Qualquer tentativa de explicar o tempo e a vida em voz alta corre o risco de tropeçar no silêncio.
Talvez por isso “A lei desse troço”, parceria de composição entre Emicida e Paulo Miklos, que abre o álbum “A Gente Mora no Agora” (2017), prefira cantar em vez de decifrar. Em vez de respostas, ela oferece passos, “terra e sapato”, e deixa que o tempo se revele no compasso de quem se refaz.
A canção nasce do encontro entre dois artistas de gerações e trajetórias diferentes, mas com algo em comum: a habilidade de transformar “ruínas” em poesia. Emicida, com sua escrita social, parece moldar o exato momento de transição vivido por Miklos, pós-Titãs.

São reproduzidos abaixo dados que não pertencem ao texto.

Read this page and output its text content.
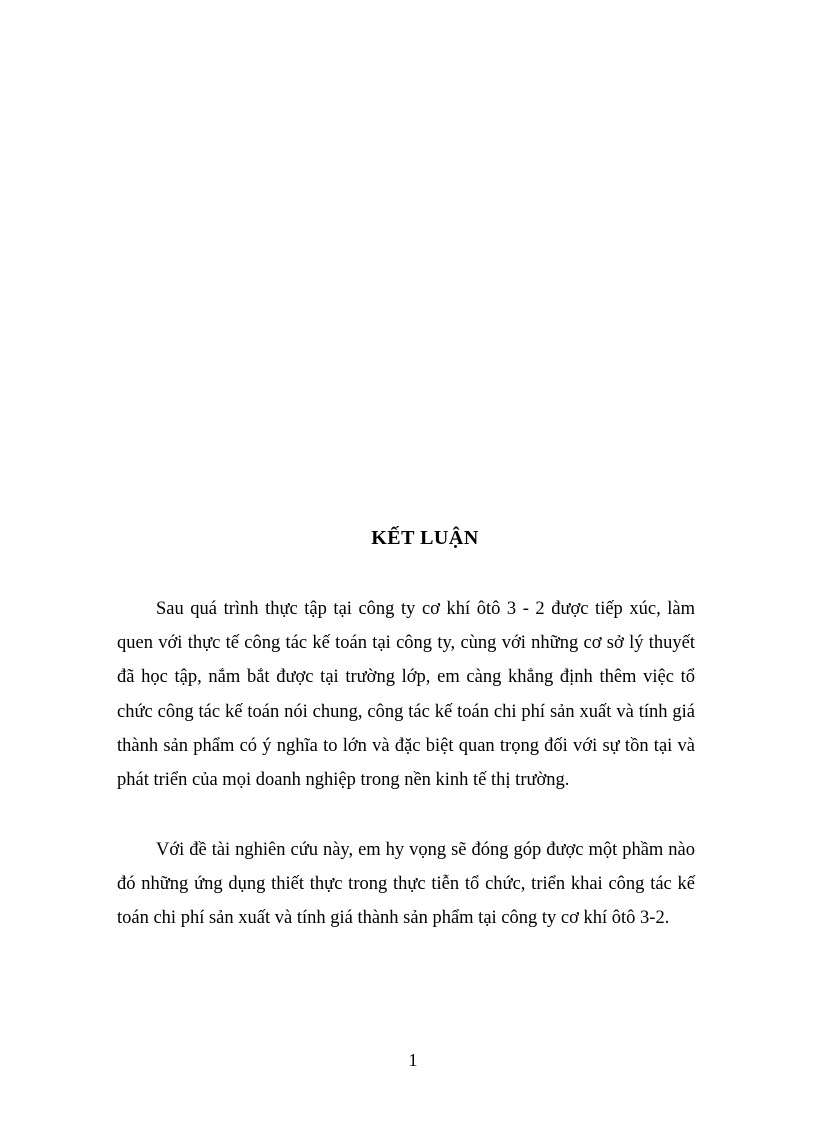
KẾT LUẬN

Sau quá trình thực tập tại công ty cơ khí ôtô 3 - 2 được tiếp xúc, làm quen với thực tế công tác kế toán tại công ty, cùng với những cơ sở lý thuyết đã học tập, nắm bắt được tại trường lớp, em càng khẳng định thêm việc tổ chức công tác kế toán nói chung, công tác kế toán chi phí sản xuất và tính giá thành sản phẩm có ý nghĩa to lớn và đặc biệt quan trọng đối với sự tồn tại và phát triển của mọi doanh nghiệp trong nền kinh tế thị trường.

Với đề tài nghiên cứu này, em hy vọng sẽ đóng góp được một phầm nào đó những ứng dụng thiết thực trong thực tiễn tổ chức, triển khai công tác kế toán chi phí sản xuất và tính giá thành sản phẩm tại công ty cơ khí ôtô 3-2.

1
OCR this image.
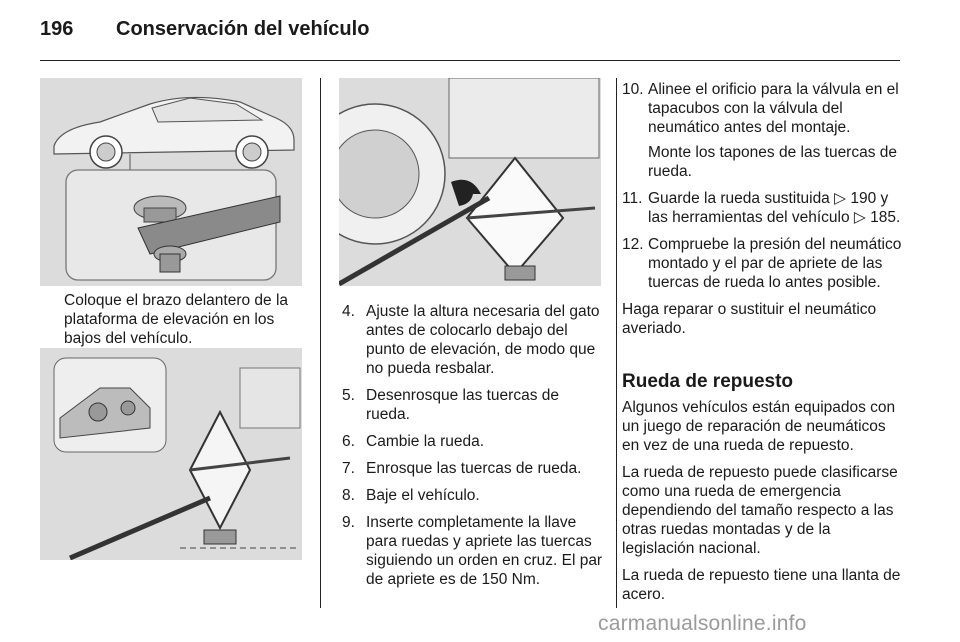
196 Conservación del vehículo
Coloque el brazo delantero de la plataforma de elevación en los bajos del vehículo.
4. Ajuste la altura necesaria del gato antes de colocarlo debajo del punto de elevación, de modo que no pueda resbalar.
5. Desenrosque las tuercas de rueda.
6. Cambie la rueda.
7. Enrosque las tuercas de rueda.
8. Baje el vehículo.
9. Inserte completamente la llave para ruedas y apriete las tuercas siguiendo un orden en cruz. El par de apriete es de 150 Nm.
10. Alinee el orificio para la válvula en el tapacubos con la válvula del neumático antes del montaje.
Monte los tapones de las tuercas de rueda.
11. Guarde la rueda sustituida ▷ 190 y las herramientas del vehículo ▷ 185.
12. Compruebe la presión del neumático montado y el par de apriete de las tuercas de rueda lo antes posible.

Haga reparar o sustituir el neumático averiado.

Rueda de repuesto

Algunos vehículos están equipados con un juego de reparación de neumáticos en vez de una rueda de repuesto.

La rueda de repuesto puede clasificarse como una rueda de emergencia dependiendo del tamaño respecto a las otras ruedas montadas y de la legislación nacional.

La rueda de repuesto tiene una llanta de acero.

carmanualsonline.info
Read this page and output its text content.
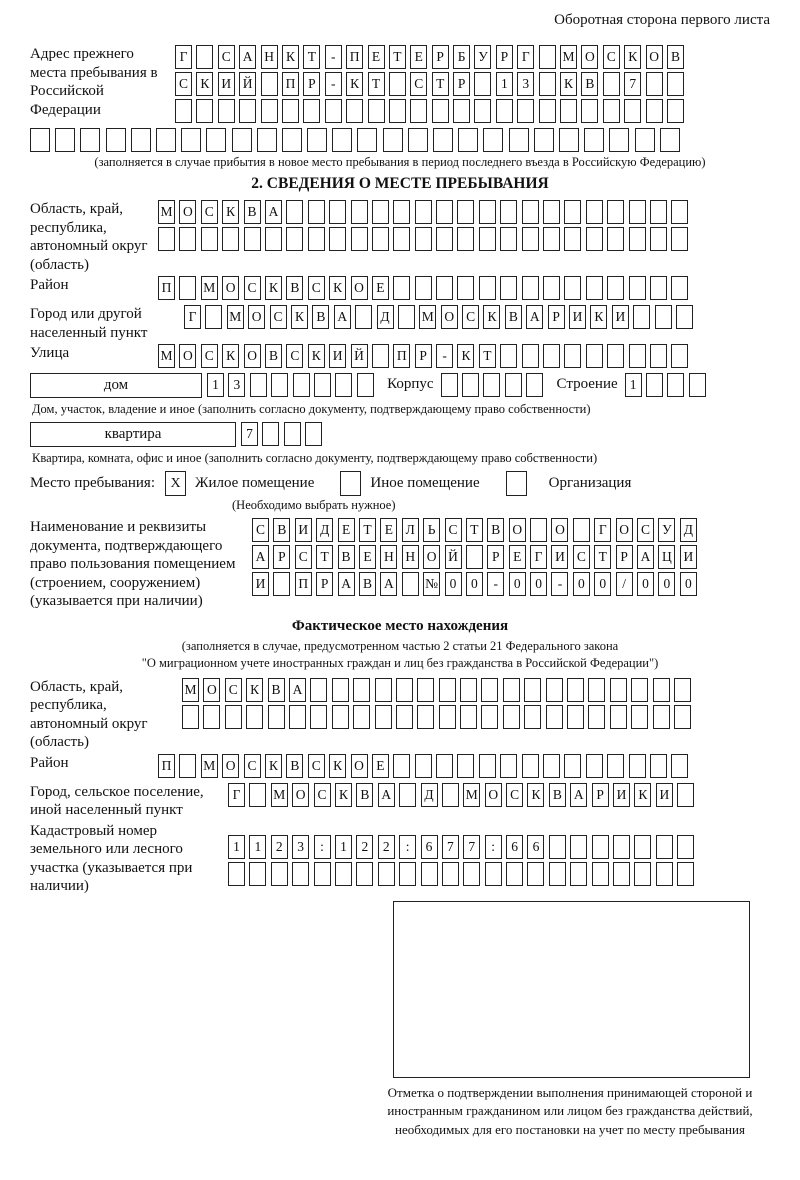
Оборотная сторона первого листа
Адрес прежнего места пребывания в Российской Федерации
Г	С А Н К Т	-	П Е Т Е	Р	Б У Р	Г	М О С К О В
С К И Й П Р	-	К Т	С Т	Р	1	3	К В	7
(заполняется в случае прибытия в новое место пребывания в период последнего въезда в Российскую Федерацию)
2. СВЕДЕНИЯ О МЕСТЕ ПРЕБЫВАНИЯ
Область, край, республика, автономный округ (область)
М О С К В А
Район	П М О С К В С К О Е
Город или другой населенный пункт
Г	М О С К В А Д М О С К В А Р И К И
Улица	М О С К О В С К И Й П Р	-	К Т
дом	1	3	Корпус	Строение 1
Дом, участок, владение и иное (заполнить согласно документу, подтверждающему право собственности)
квартира	7
Квартира, комната, офис и иное (заполнить согласно документу, подтверждающему право собственности)
Место пребывания:	X Жилое помещение	Иное помещение	Организация
(Необходимо выбрать нужное)
Наименование и реквизиты документа, подтверждающего право пользования помещением (строением, сооружением) (указывается при наличии)
С В И Д Е Т Е Л Ь С Т В О О	Г О С У Д
А Р С Т В Е Н Н О Й	Р	Е Г И С Т	Р А Ц И
И П Р А В А № 0	0	-	0	0	-	0	0	/	0	0	0
Фактическое место нахождения
(заполняется в случае, предусмотренном частью 2 статьи 21 Федерального закона
"О миграционном учете иностранных граждан и лиц без гражданства в Российской Федерации")
Область, край, республика, автономный округ (область)
М О С К В А
Район	П М О С К В С К О Е
Город, сельское поселение, иной населенный пункт
Г	М О С К В А Д М О С К В А Р И К И
Кадастровый номер земельного или лесного участка (указывается при наличии)
1	1	2	3	:	1	2	2	:	6	7	7	:	6	6
Отметка о подтверждении выполнения принимающей стороной и иностранным гражданином или лицом без гражданства действий, необходимых для его постановки на учет по месту пребывания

Já Miklos, artista múltiplo, entrega uma interpretação que é performance e testemunho.

“Trouxe o ontem no peito”, diz a canção logo de início, e esse verso carrega o tom do disco. Miklos não renega sua história, mas também não se prende a ela. Com a ajuda de Emicida, ele encontra uma forma de habitar esse novo espaço: o agora. Não o agora apressado que a vida exige, mas o agora vivido com presença que o tempo impõe a todos nós, onde chorar é tão legítimo quanto sorrir.
Aliás, o verso “chorar é importante igual sorrir” sintetiza uma ética que atravessa toda a música: o reconhecimento da vulnerabilidade como força. Não há superação milagrosa, não há reconhecimento fácil. Há alguém que se ergue dos destroços, que “mergulha nos fatos”, e que entende que viver é aceitar o imperfeito.
A composição, segundo a gravadora Deck, escrita entre papel, caneta e mensagens de celular, traduz essa fusão de versos que são pontes entre passado e presente, entre queda e reinício.
E é nesse ponto que a canção se torna “nossa”. Porque todos nós, de algum modo, trazemos “o ontem no peito” e tentamos morar no agora. E talvez seja justamente essa a tal lei desse troço: viver o agora com a inteireza de quem não nega o que passou, mas não se esquece de dançar, mesmo quando chove.